BEP for participant-level "mega-analysis" of multiple datasets (possibly with non-compliant derivative folders)

spisakt commented 3 years ago

Hi Everyone, I would like to initiate a discussion about how the BIDS-principles could be applied for participant-level meta-analyses (often called mega-analyses, see e.g. this). Such analyses are typically collaborative efforts, encompassing numerous studies, and dealing with heterogenous, possibly (and sometimes typically) non BIDS-compliant derivative folders.

The main challenges:

the overarching outcomes-of-interest of a mega-analysis likely follows different naming conventions across the participating studies (e.g. different names for the same experimental condition)
data of participating studies are shared in a highly heterogenous format (from fully BIDS compliant to arbitrary collection of files), especially when the mega-analysis deals with derivatives (e.g. beta-maps, like in the linked study)
full conversion to BIDS would be in most cases an overkill; retaining the original data structure as much as possible is advantageous (only the authors of the single studies possess the full know-how for interpreting all data and metadata, which remains more accessible if format is unchanged)

With my colleagues in the Placebo Imaging Consortium, we have came up with a relatively lightweight solution to these challenges (being already deployed as the database is extended with new studies) The core of our approach lies in indexing non-compliant (or possibly even compliant) derivative directories with a new json sidecar (that is, handling them as an "atomic" data object), plus maintaining some overarching (mega-analysis related) metadata in an optional top-level folder.

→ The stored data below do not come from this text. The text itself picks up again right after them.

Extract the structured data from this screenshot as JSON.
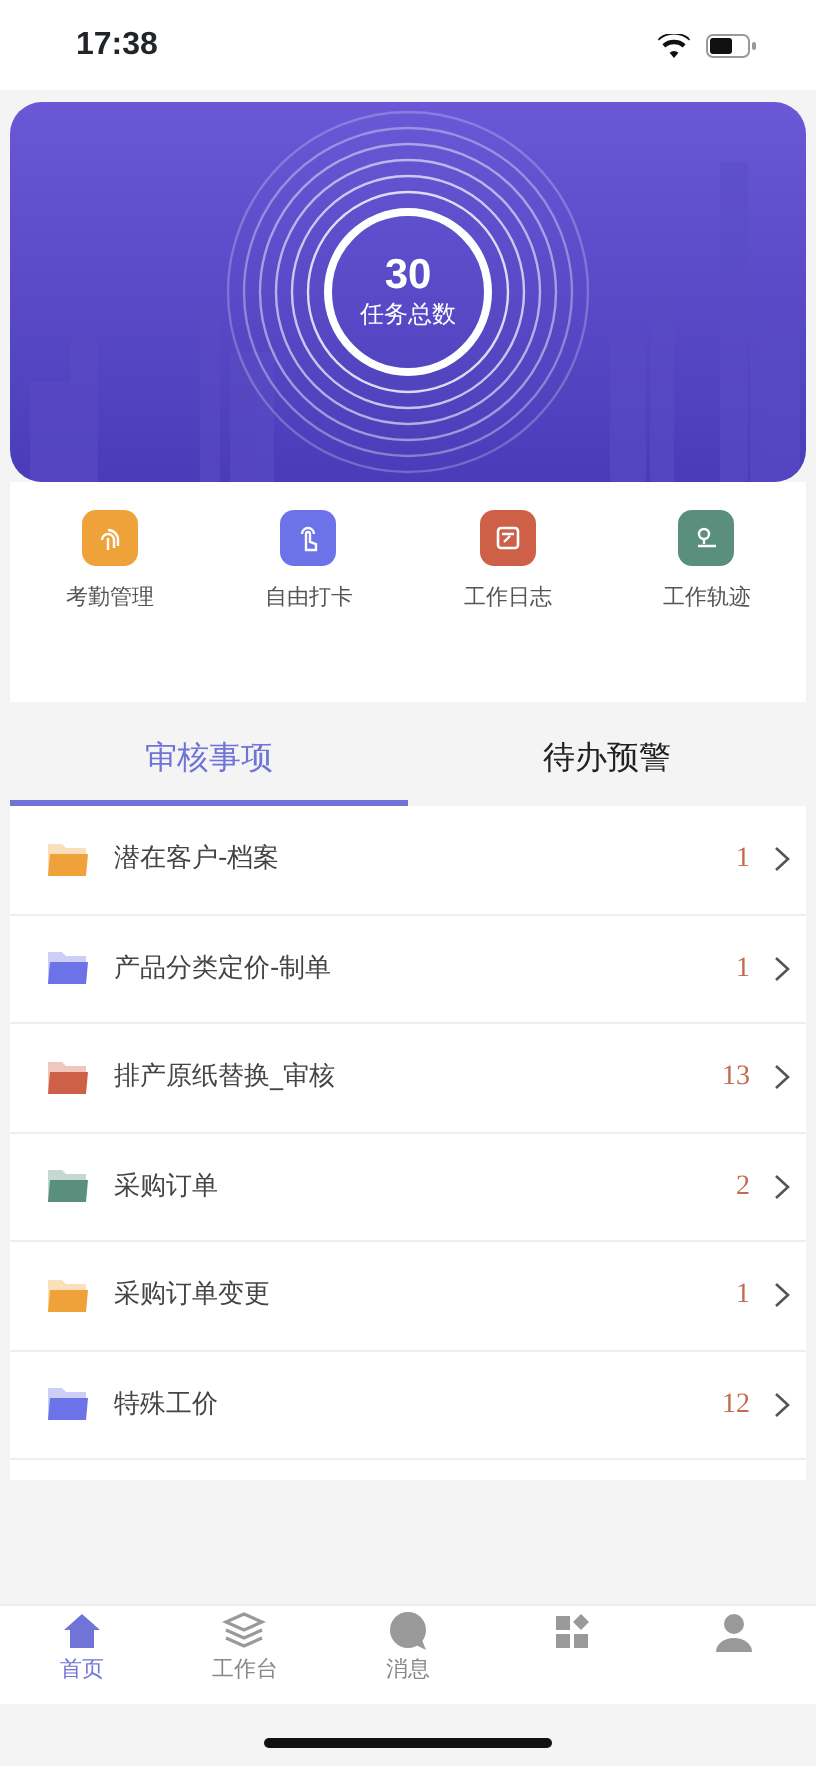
{
  "status_bar": {
    "time": "17:38"
  },
  "banner": {
    "count": "30",
    "label": "任务总数"
  },
  "shortcuts": [
    {
      "label": "考勤管理",
      "color": "#efa23a"
    },
    {
      "label": "自由打卡",
      "color": "#6c72e8"
    },
    {
      "label": "工作日志",
      "color": "#cf6048"
    },
    {
      "label": "工作轨迹",
      "color": "#5a8e7d"
    }
  ],
  "tabs": [
    {
      "label": "审核事项",
      "selected": true
    },
    {
      "label": "待办预警",
      "selected": false
    }
  ],
  "items": [
    {
      "title": "潜在客户-档案",
      "count": "1",
      "color": "#efa23a"
    },
    {
      "title": "产品分类定价-制单",
      "count": "1",
      "color": "#6c72e8"
    },
    {
      "title": "排产原纸替换_审核",
      "count": "13",
      "color": "#cf6048"
    },
    {
      "title": "采购订单",
      "count": "2",
      "color": "#5a8e7d"
    },
    {
      "title": "采购订单变更",
      "count": "1",
      "color": "#efa23a"
    },
    {
      "title": "特殊工价",
      "count": "12",
      "color": "#6c72e8"
    }
  ],
  "bottom_nav": [
    {
      "label": "首页",
      "selected": true
    },
    {
      "label": "工作台",
      "selected": false
    },
    {
      "label": "消息",
      "selected": false
    },
    {
      "selected": false
    },
    {
      "selected": false
    }
  ]
}
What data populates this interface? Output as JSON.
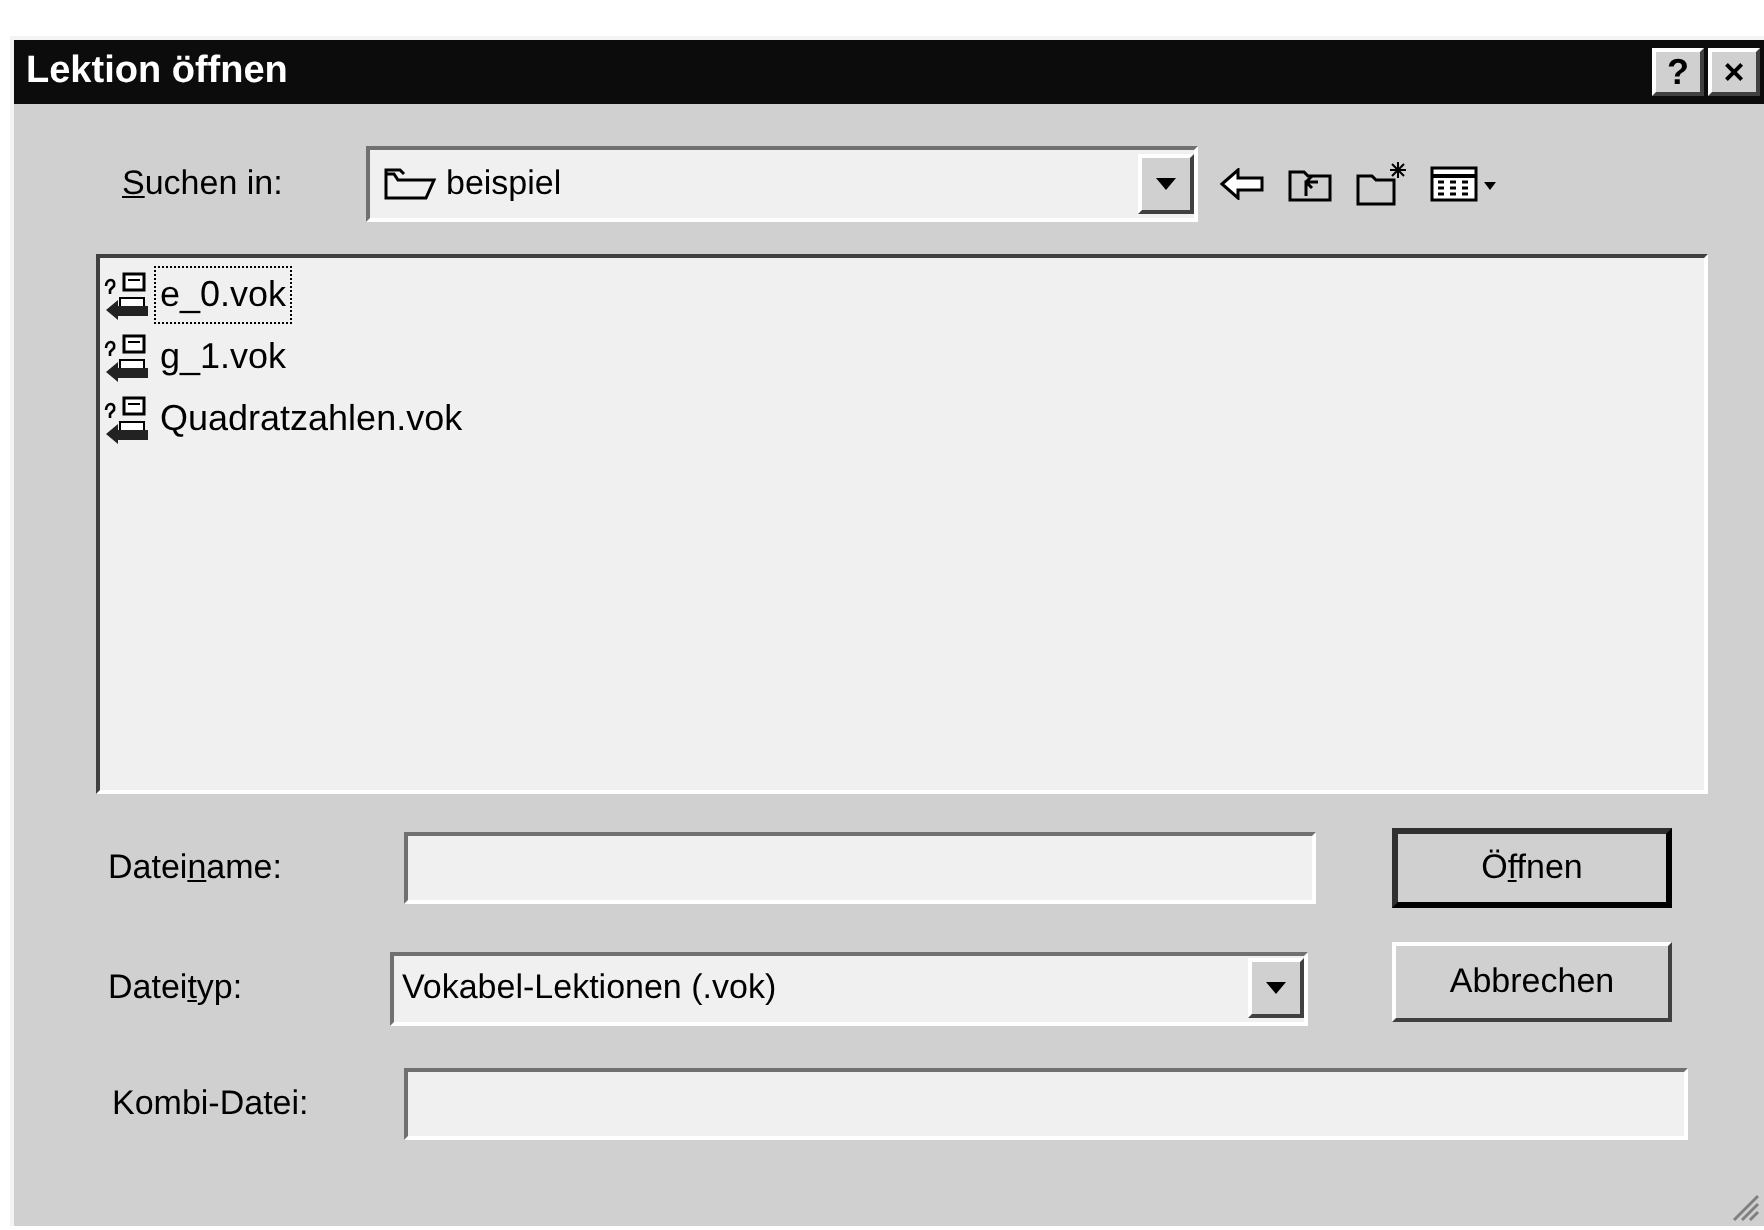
{
  "window": {
    "title": "Lektion öffnen",
    "title_buttons": [
      {
        "label": "?"
      },
      {
        "label": "×"
      }
    ]
  },
  "look_in": {
    "label": [
      {
        "text": "S",
        "underline": true
      },
      {
        "text": "uchen in:",
        "underline": false
      }
    ],
    "value": "beispiel"
  },
  "files": [
    {
      "name": "e_0.vok",
      "focused": true
    },
    {
      "name": "g_1.vok",
      "focused": false
    },
    {
      "name": "Quadratzahlen.vok",
      "focused": false
    }
  ],
  "filename": {
    "label": [
      {
        "text": "Datei",
        "underline": false
      },
      {
        "text": "n",
        "underline": true
      },
      {
        "text": "ame:",
        "underline": false
      }
    ]
  },
  "filetype": {
    "label": [
      {
        "text": "Datei",
        "underline": false
      },
      {
        "text": "t",
        "underline": true
      },
      {
        "text": "yp:",
        "underline": false
      }
    ],
    "value": "Vokabel-Lektionen (.vok)"
  },
  "combo_file": {
    "label": "Kombi-Datei:"
  },
  "buttons": [
    {
      "label": [
        {
          "text": "Ö",
          "underline": false
        },
        {
          "text": "f",
          "underline": true
        },
        {
          "text": "fnen",
          "underline": false
        }
      ],
      "default": true
    },
    {
      "label": [
        {
          "text": "Abbrechen",
          "underline": false
        }
      ],
      "default": false
    }
  ]
}
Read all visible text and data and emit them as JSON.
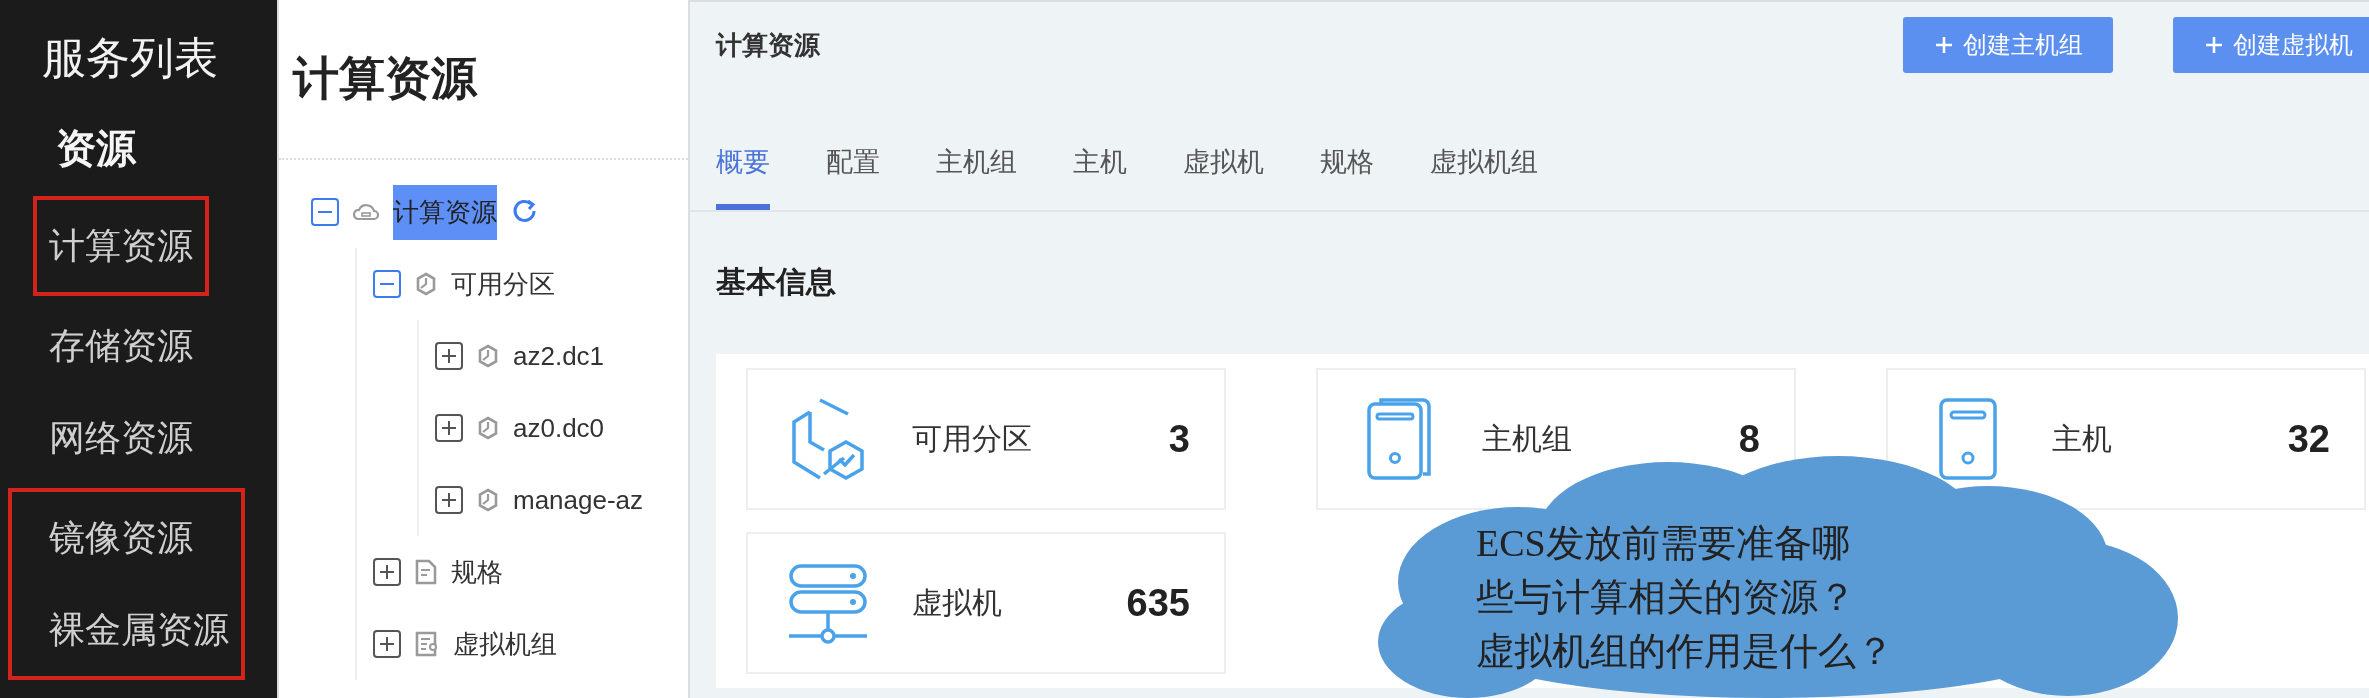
{
  "sidebar": {
    "title": "服务列表",
    "section": "资源",
    "groups": [
      {
        "highlighted": true,
        "items": [
          "计算资源"
        ]
      },
      {
        "highlighted": false,
        "items": [
          "存储资源",
          "网络资源"
        ]
      },
      {
        "highlighted": true,
        "items": [
          "镜像资源",
          "裸金属资源"
        ]
      }
    ]
  },
  "tree_panel": {
    "title": "计算资源",
    "tree": [
      {
        "label": "计算资源",
        "kind": "root",
        "expanded": true,
        "selected": true,
        "children": [
          {
            "label": "可用分区",
            "kind": "zone",
            "expanded": true,
            "selected": false,
            "children": [
              {
                "label": "az2.dc1",
                "kind": "zone",
                "expanded": false,
                "selected": false
              },
              {
                "label": "az0.dc0",
                "kind": "zone",
                "expanded": false,
                "selected": false
              },
              {
                "label": "manage-az",
                "kind": "zone",
                "expanded": false,
                "selected": false
              }
            ]
          },
          {
            "label": "规格",
            "kind": "spec",
            "expanded": false,
            "selected": false
          },
          {
            "label": "虚拟机组",
            "kind": "group",
            "expanded": false,
            "selected": false
          }
        ]
      }
    ]
  },
  "main": {
    "title": "计算资源",
    "buttons": [
      "创建主机组",
      "创建虚拟机"
    ],
    "tabs": [
      {
        "label": "概要",
        "selected": true
      },
      {
        "label": "配置",
        "selected": false
      },
      {
        "label": "主机组",
        "selected": false
      },
      {
        "label": "主机",
        "selected": false
      },
      {
        "label": "虚拟机",
        "selected": false
      },
      {
        "label": "规格",
        "selected": false
      },
      {
        "label": "虚拟机组",
        "selected": false
      }
    ],
    "section_title": "基本信息",
    "stats": [
      {
        "kind": "zone",
        "label": "可用分区",
        "value": "3"
      },
      {
        "kind": "hostgroup",
        "label": "主机组",
        "value": "8"
      },
      {
        "kind": "host",
        "label": "主机",
        "value": "32"
      },
      {
        "kind": "vm",
        "label": "虚拟机",
        "value": "635"
      }
    ]
  },
  "callout": {
    "lines": [
      "ECS发放前需要准备哪",
      "些与计算相关的资源？",
      "虚拟机组的作用是什么？"
    ]
  }
}
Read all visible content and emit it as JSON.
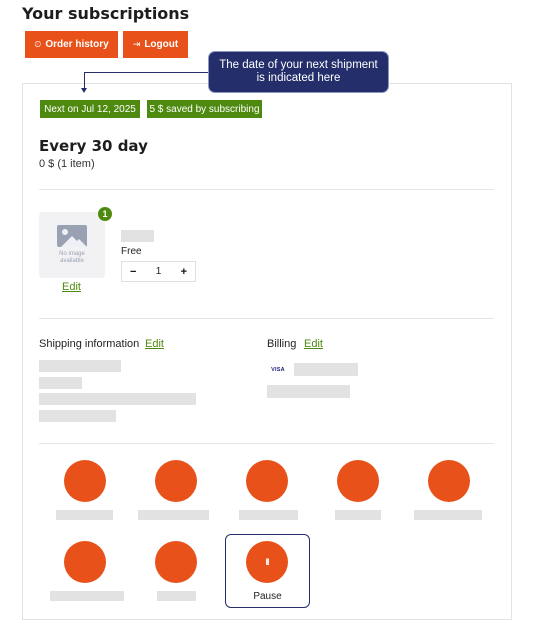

Our solution is meant to be fully backward compatible with the original BIDS specification.

As some of the challenges being tackled here must be quite common, we thought it might make sense to share it with the community and start discussing it as a potential BEP.

For more details, please see our draft:

BIDS-MEGA

Comments and feedback are welcome!

Best wishes, Tamas

effigies commented 3 years ago

Awesome! Mega-analyses and multiverse analyses are something I've been thinking about a bit lately, so it's great to see something that already exists. I assume you've seen work on single-study GLMs?

cc @bids-standard/models-stats

andersonwinkler commented 3 years ago

Hi Tamas,

I find this very interesting and an important effort. We completed recently one mega-analysis and have 3 others ongoing (for the one completed, the methods are described here; the results are about to appear in Translational Psychiatry). For all these, the sites sent us the original, raw (unprocessed) data, and we standardized to BIDS. We did this to nearly all sites, except our own data (we are also a contributing site) and for recent datasets publicly available, such as ABCD and CMI/HBN. For the one completed, with 4000+ subjects, it took 1 person 2 days of work (structural MRI only). For one that is ongoing (fMRI), some 3000 subjects, it took anohter person about 3-4 days, with some extra days to sort out the "IntendedFor" fields for the sites that also sent us the fieldmaps. For another that is ongoing, with less than 1000 subjects, we expect to be able to have 1 person doing in 1 day (next Tuesday, in fact!).

Hence, from this experience, we can say that, while it does require some time, and also good shell skills, it isn't that difficult. Plus, the process of converting was informative and helped to identify and act early on various inconsistencies discovered along the way, such as mismatches between the imaging data and the pairing covariates files, files that were corrupted during the transfer, etc, and we could then reach out to sites for clarifications immediately. We were also able to name BIDS entities such as session, run, rec, and task the way we wanted (ses-1, ses-2,..., or ses-YYYYMMDD).

There is of course interest in preserving/documenting the mapping between the original file structure (however organised it is) and BIDS. We dealt with the problem by storing the mapping in a .csv file with two columns, original name and new name. But in fact, we didn't have to: since there's no editing of the files we received (kept in a separate directory, read-only), the mapping can always be recovered by matching the file hashes or, if the copy in BIDS changes, image subtraction or simply a diff of .json files when these also came.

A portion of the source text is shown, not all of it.